Es war recht schön, zumal als die Sonne über den Hügeln am anderen Ufer der Seine aufging und den ganzen Frost mit einem kühlen, pfirsichfarbenen Licht durchdrang. Aber dass Frankreich im September von einer solchen Kälte heimgesucht wird, ist natürlich monströs – vergleichbar einem Kometen oder einem Säugling mit zwei Köpfen. Der Frühling kam dieses Jahr spät. Frankreichs Hoffnungen auf eine angemessene Ernte ruhten auf einem langen, warmen Herbst. Sosehr ich die Schönheit jener frostüberzogenen Rosen bewunderte, wusste ich doch, dass Getreide, Äpfel, Reben und Gemüse überall im Lande das gleiche Schicksal erlitten haben mussten. Ich ließ meiner Dienerschaft bestellen, sie möge sich auf eine frühe Abreise einrichten, und verweilte dann nur noch lange genug in Monsieur Rossignols Schlafkammer, um ihm einen denkwürdigen Abschied zu bereiten. Nun befinden wir uns – wie Ihr schon an meiner erbärmlichen Schrift erkannt haben dürftet – in der Kutsche und rattern am linken Ufer entlang nach Paris hinein.
Während meines früheren Lebens hier wäre ich außer mir gewesen, denn dieser frühe Frost hätte die Warenmärkte in heftigen Aufruhr versetzt, und es wäre von höchster Wichtigkeit für mich gewesen, Anweisungen nach Amsterdam zu schicken. Wie die Dinge nun liegen, reichen meine Pflichten tiefer, sind aber weniger unmittelbarer Natur. Geld läuft und wogt auf höchst undurchschaubare Weise durch das Reich. Man könnte wohl eine bemühte Analogie bilden – Paris ist das Herz und Lyon die Lunge oder etwas in dieser Art -, allein, das System funktioniert nicht, und Geld fließt erst, wenn Menschen es arbeiten lassen, und ich bin einer dieser Menschen geworden. Zuerst arbeitete ich hauptsächlich für die Compagnie du Nord, die baltisches Bauholz nach Dünkirchen importiert. Dadurch erfuhr ich mehr, als ich eigentlich wissen wollte, darüber, wie le Roi den Krieg finanziert. Seit einiger Zeit bin ich außerdem in ein Vorhaben von Monsieur le Duc d’Arcachon verwickelt, dessen Details bis heute vage sind. Letzteres führte mich auch nach Lyon; denn dorthin
reiste ich im August, und zwar in Gesellschaft des Herzogs persönlich. Er quartierte mich in einem pied-à-terre ein, das er in jener Stadt unterhält, und reiste dann weiter nach Marseille, wo er vorhatte, sich auf seiner Jacht nach südlichen Breiten einzuschiffen.

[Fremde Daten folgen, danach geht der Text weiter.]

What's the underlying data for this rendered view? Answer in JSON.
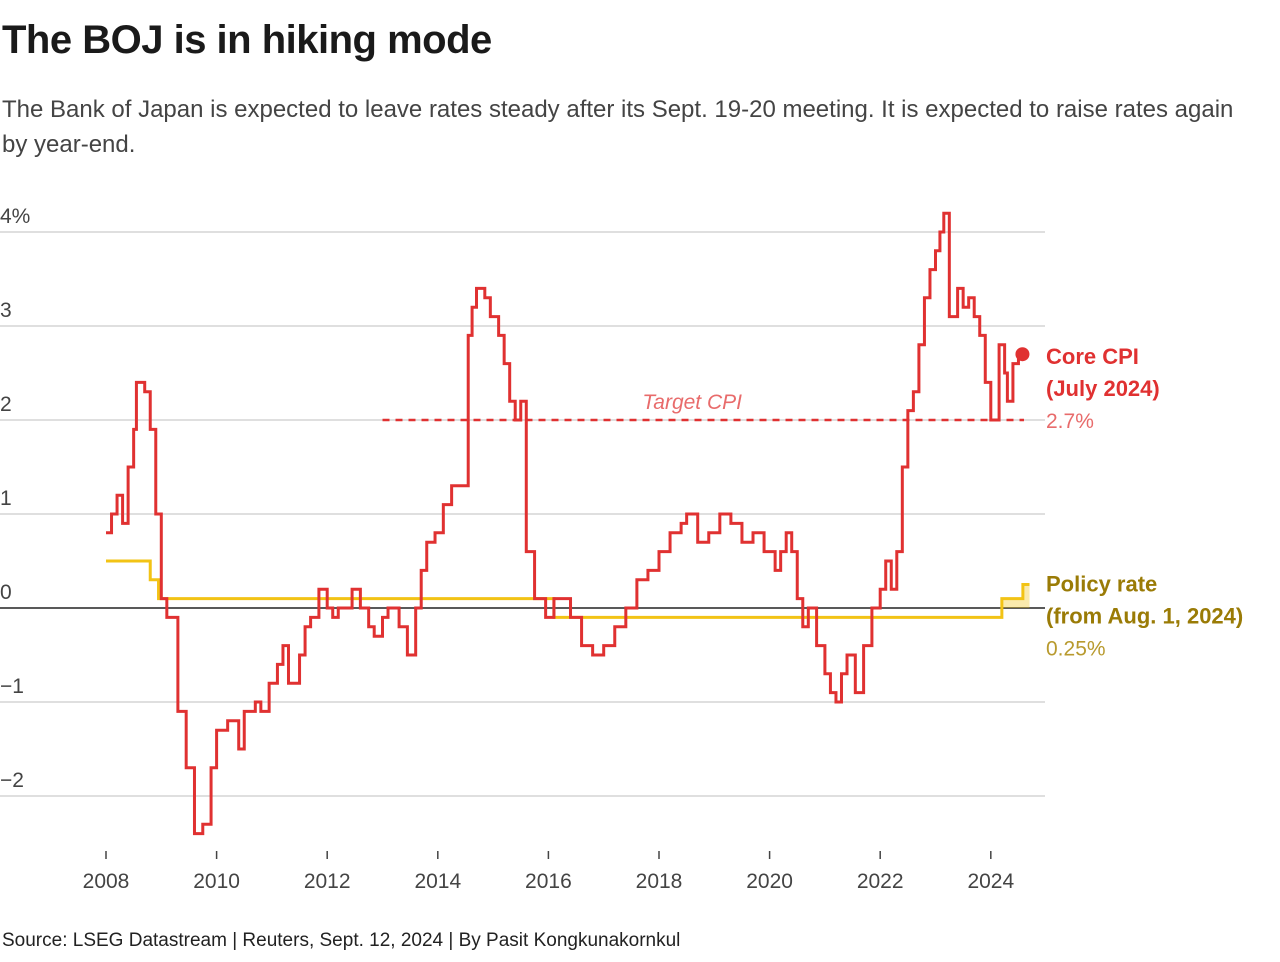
{
  "chart_data": {
    "type": "line",
    "title": "The BOJ is in hiking mode",
    "subtitle": "The Bank of Japan is expected to leave rates steady after its Sept. 19-20 meeting. It is expected to raise rates again by year-end.",
    "source": "Source: LSEG Datastream | Reuters, Sept. 12, 2024 | By Pasit Kongkunakornkul",
    "xlabel": "",
    "ylabel": "",
    "xlim": [
      2008,
      2025
    ],
    "ylim": [
      -2.5,
      4.3
    ],
    "x_ticks": [
      2008,
      2010,
      2012,
      2014,
      2016,
      2018,
      2020,
      2022,
      2024
    ],
    "y_ticks": [
      {
        "value": 4,
        "label": "4%"
      },
      {
        "value": 3,
        "label": "3"
      },
      {
        "value": 2,
        "label": "2"
      },
      {
        "value": 1,
        "label": "1"
      },
      {
        "value": 0,
        "label": "0"
      },
      {
        "value": -1,
        "label": "−1"
      },
      {
        "value": -2,
        "label": "−2"
      }
    ],
    "colors": {
      "cpi": "#e03131",
      "policy": "#f2c315",
      "policy_label": "#9a7b06",
      "grid": "#cccccc",
      "zero": "#222222"
    },
    "target": {
      "label": "Target CPI",
      "value": 2,
      "x_start": 2013.0,
      "x_end": 2024.6
    },
    "series": [
      {
        "name": "Core CPI",
        "label_line1": "Core CPI",
        "label_line2": "(July 2024)",
        "last_value_label": "2.7%",
        "points": [
          [
            2008.0,
            0.8
          ],
          [
            2008.1,
            1.0
          ],
          [
            2008.2,
            1.2
          ],
          [
            2008.3,
            0.9
          ],
          [
            2008.4,
            1.5
          ],
          [
            2008.5,
            1.9
          ],
          [
            2008.55,
            2.4
          ],
          [
            2008.7,
            2.3
          ],
          [
            2008.8,
            1.9
          ],
          [
            2008.9,
            1.0
          ],
          [
            2009.0,
            0.1
          ],
          [
            2009.1,
            -0.1
          ],
          [
            2009.3,
            -1.1
          ],
          [
            2009.45,
            -1.7
          ],
          [
            2009.6,
            -2.4
          ],
          [
            2009.75,
            -2.3
          ],
          [
            2009.9,
            -1.7
          ],
          [
            2010.0,
            -1.3
          ],
          [
            2010.2,
            -1.2
          ],
          [
            2010.4,
            -1.5
          ],
          [
            2010.5,
            -1.1
          ],
          [
            2010.7,
            -1.0
          ],
          [
            2010.8,
            -1.1
          ],
          [
            2010.95,
            -0.8
          ],
          [
            2011.1,
            -0.6
          ],
          [
            2011.2,
            -0.4
          ],
          [
            2011.3,
            -0.8
          ],
          [
            2011.5,
            -0.5
          ],
          [
            2011.6,
            -0.2
          ],
          [
            2011.7,
            -0.1
          ],
          [
            2011.85,
            0.2
          ],
          [
            2012.0,
            0.0
          ],
          [
            2012.1,
            -0.1
          ],
          [
            2012.2,
            0.0
          ],
          [
            2012.3,
            0.0
          ],
          [
            2012.45,
            0.2
          ],
          [
            2012.6,
            0.0
          ],
          [
            2012.75,
            -0.2
          ],
          [
            2012.85,
            -0.3
          ],
          [
            2013.0,
            -0.1
          ],
          [
            2013.1,
            0.0
          ],
          [
            2013.3,
            -0.2
          ],
          [
            2013.45,
            -0.5
          ],
          [
            2013.6,
            0.0
          ],
          [
            2013.7,
            0.4
          ],
          [
            2013.8,
            0.7
          ],
          [
            2013.95,
            0.8
          ],
          [
            2014.1,
            1.1
          ],
          [
            2014.25,
            1.3
          ],
          [
            2014.55,
            2.9
          ],
          [
            2014.62,
            3.2
          ],
          [
            2014.7,
            3.4
          ],
          [
            2014.85,
            3.3
          ],
          [
            2014.95,
            3.1
          ],
          [
            2015.1,
            2.9
          ],
          [
            2015.2,
            2.6
          ],
          [
            2015.3,
            2.2
          ],
          [
            2015.4,
            2.0
          ],
          [
            2015.5,
            2.2
          ],
          [
            2015.6,
            0.6
          ],
          [
            2015.75,
            0.1
          ],
          [
            2015.95,
            -0.1
          ],
          [
            2016.1,
            0.1
          ],
          [
            2016.25,
            0.1
          ],
          [
            2016.4,
            -0.1
          ],
          [
            2016.6,
            -0.4
          ],
          [
            2016.8,
            -0.5
          ],
          [
            2017.0,
            -0.4
          ],
          [
            2017.2,
            -0.2
          ],
          [
            2017.4,
            0.0
          ],
          [
            2017.6,
            0.3
          ],
          [
            2017.8,
            0.4
          ],
          [
            2018.0,
            0.6
          ],
          [
            2018.2,
            0.8
          ],
          [
            2018.4,
            0.9
          ],
          [
            2018.5,
            1.0
          ],
          [
            2018.7,
            0.7
          ],
          [
            2018.9,
            0.8
          ],
          [
            2019.1,
            1.0
          ],
          [
            2019.3,
            0.9
          ],
          [
            2019.5,
            0.7
          ],
          [
            2019.7,
            0.8
          ],
          [
            2019.9,
            0.6
          ],
          [
            2020.1,
            0.4
          ],
          [
            2020.2,
            0.6
          ],
          [
            2020.3,
            0.8
          ],
          [
            2020.4,
            0.6
          ],
          [
            2020.5,
            0.1
          ],
          [
            2020.6,
            -0.2
          ],
          [
            2020.7,
            0.0
          ],
          [
            2020.85,
            -0.4
          ],
          [
            2021.0,
            -0.7
          ],
          [
            2021.1,
            -0.9
          ],
          [
            2021.2,
            -1.0
          ],
          [
            2021.3,
            -0.7
          ],
          [
            2021.4,
            -0.5
          ],
          [
            2021.55,
            -0.9
          ],
          [
            2021.7,
            -0.4
          ],
          [
            2021.85,
            0.0
          ],
          [
            2022.0,
            0.2
          ],
          [
            2022.1,
            0.5
          ],
          [
            2022.2,
            0.2
          ],
          [
            2022.3,
            0.6
          ],
          [
            2022.4,
            1.5
          ],
          [
            2022.5,
            2.1
          ],
          [
            2022.6,
            2.3
          ],
          [
            2022.7,
            2.8
          ],
          [
            2022.8,
            3.3
          ],
          [
            2022.9,
            3.6
          ],
          [
            2023.0,
            3.8
          ],
          [
            2023.08,
            4.0
          ],
          [
            2023.15,
            4.2
          ],
          [
            2023.25,
            3.1
          ],
          [
            2023.4,
            3.4
          ],
          [
            2023.5,
            3.2
          ],
          [
            2023.6,
            3.3
          ],
          [
            2023.7,
            3.1
          ],
          [
            2023.8,
            2.9
          ],
          [
            2023.9,
            2.4
          ],
          [
            2024.0,
            2.0
          ],
          [
            2024.1,
            2.0
          ],
          [
            2024.15,
            2.8
          ],
          [
            2024.25,
            2.5
          ],
          [
            2024.3,
            2.2
          ],
          [
            2024.4,
            2.6
          ],
          [
            2024.5,
            2.7
          ]
        ]
      },
      {
        "name": "Policy rate",
        "label_line1": "Policy rate",
        "label_line2": "(from Aug. 1, 2024)",
        "last_value_label": "0.25%",
        "points": [
          [
            2008.0,
            0.5
          ],
          [
            2008.8,
            0.5
          ],
          [
            2008.8,
            0.3
          ],
          [
            2008.95,
            0.3
          ],
          [
            2008.95,
            0.1
          ],
          [
            2016.1,
            0.1
          ],
          [
            2016.1,
            -0.1
          ],
          [
            2024.2,
            -0.1
          ],
          [
            2024.2,
            0.1
          ],
          [
            2024.58,
            0.1
          ],
          [
            2024.58,
            0.25
          ],
          [
            2024.7,
            0.25
          ]
        ]
      }
    ]
  }
}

Wir erreichen bereits die Universität, wir kommen zu schnell voran, die Straßen sind leer, als trauerte die ganze Stadt um die verlorene Ernte. Alles ist wie festgefroren, außer uns, die wir uns rasch bewegen, um nicht ebenfalls zu erstarren. Bald werden wir den Fluss überqueren und das hôtel particulier von Arcachon erreichen, und ich bin noch gar nicht zu den wichtigen Punkten meines Briefes gekommen. Dann also rasch:
Was hört Ihr von Sophie betreffs Lieselotte oder, wie sie hier angesprochen wird, Madame? Vor zwei Jahren standen sie und ich uns einige Wochen lang sehr nahe. Ich wäre sogar bereit gewesen, mit ihr ins Bett zu gehen, wenn sie mir einen entsprechenden Wink gegeben hätte; doch entgegen vielen schwülen Gerüchten ist es nie dazu gekommen – sie wollte mich als Spionin, nicht als Liebhaberin. Seit ich nach Versailles zurückgekehrt bin, haben sie und ich keinerlei Kontakt gehabt.
Sie ist ein einsamer Mensch. Ihr Mann, der Bruder des Königs, ist homosexuell, und sie ist lesbisch. So weit, so gut; doch wo Monsieur sich so viele Liebhaber gönnt, wie er möchte, muss Madame heimlich Liebe finden. Denn Monsieur begehrt Madame zwar nicht, ist aber eifersüchtig auf sie und verfolgt und vertreibt ihre Liebhaberinnen.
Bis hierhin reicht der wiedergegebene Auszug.